Google News Is Worth $100MM? How?!

According the CNN Big Tech blog, that’s the nine-digit figure Marissa Mayer, who heads search products and user experience at google, “threw out during a Tuesday lunch session at Fortune’s Brainstorm Tech conference in Half Moon Bay, Calif.”

The World Association of Newspapers quoted the figure in a press release, in which it wrote, “The Google-Yahoo deal would spell the end of” Google’s competitors’ ability to place constraints on its power, “thereby further weakening the viability and economic independence of the world’s newspapers. We must speak out now and urge regulators to block this anti-competitive deal.” Pretty harsh stuff, although the American Association of Newspapers took no position.

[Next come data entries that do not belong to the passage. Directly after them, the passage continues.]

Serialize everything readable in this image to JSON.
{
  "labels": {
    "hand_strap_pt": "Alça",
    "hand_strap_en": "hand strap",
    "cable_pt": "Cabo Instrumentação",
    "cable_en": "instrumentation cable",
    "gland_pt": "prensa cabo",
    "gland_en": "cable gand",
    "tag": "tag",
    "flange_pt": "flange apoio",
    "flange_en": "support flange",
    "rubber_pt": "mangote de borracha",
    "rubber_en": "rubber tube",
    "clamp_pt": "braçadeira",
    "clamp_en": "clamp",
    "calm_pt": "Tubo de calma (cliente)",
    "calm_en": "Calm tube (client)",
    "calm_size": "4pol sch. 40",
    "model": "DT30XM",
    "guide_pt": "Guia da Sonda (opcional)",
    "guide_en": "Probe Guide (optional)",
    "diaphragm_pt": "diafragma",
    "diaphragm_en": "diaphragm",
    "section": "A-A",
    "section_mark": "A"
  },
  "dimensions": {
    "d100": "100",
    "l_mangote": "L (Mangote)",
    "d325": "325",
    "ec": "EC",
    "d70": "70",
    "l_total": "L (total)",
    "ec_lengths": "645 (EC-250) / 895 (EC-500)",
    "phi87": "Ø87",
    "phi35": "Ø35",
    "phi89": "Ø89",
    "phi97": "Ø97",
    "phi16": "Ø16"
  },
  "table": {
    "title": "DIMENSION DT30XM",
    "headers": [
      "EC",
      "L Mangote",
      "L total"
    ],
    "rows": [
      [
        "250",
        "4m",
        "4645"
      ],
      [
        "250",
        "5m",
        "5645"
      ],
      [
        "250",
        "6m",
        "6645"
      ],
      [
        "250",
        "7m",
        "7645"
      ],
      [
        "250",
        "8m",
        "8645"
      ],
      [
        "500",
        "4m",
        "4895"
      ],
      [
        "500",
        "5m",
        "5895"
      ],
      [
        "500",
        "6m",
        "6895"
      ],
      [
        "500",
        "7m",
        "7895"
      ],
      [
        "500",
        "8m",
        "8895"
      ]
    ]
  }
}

More from CNN: “How does she put a value on a product that doesn’t directly make money? The online giant figures that Google News funnels readers over to the main Google search engine, where they do searches that do produce ads. And that’s a nice business. Think of Google News as a $100 million search referral machine.

I wonder how they measure such indirect revenue. Let’s assume away the possibility that Mayer is talking about the kind of extremely attenuated referral in which “omnigoogle,” to use Nick carr’s nice term, simply ends up inevitably taking “a cut of many of the dollars that flow through the Net economy.” Why? Because, although it’s probably correct that google does make some amount of money as a result of google news according to this logic of complementarity and network effects, it would see highly strange to pin such a concrete number on it.

What’s left? Well, as far as I can tell, there’s no clicking through to a search page on which there are ads. Users go straight from google news to the destination site.

There may well be google ads on those destination pages. But users may have landed at those destination pages and clicked those ads anyhow, without the google news middle man. Seems ripe for double-counting.

The only way there’s no double-counting, in fact, is if we assume that users would not have ended up at the destination sites without google news in the middle. In order for Mayer to avoid double-counting and make any sense, in other words, she must be describing a scenario in which google news makes it more likely that users see destination sites with google ads than those with none.

But, um, pay-for-play news would obvi be a BIG PROBLEM.

So what is this mysterious “$100 million searh referral machine”? Any ideas?

PS. It’s not actually clear that Mayer intended to mean that google news is worth $100mm. If she meant that it produces yearly revenues of that amount, for instance, it could be worth a lot more.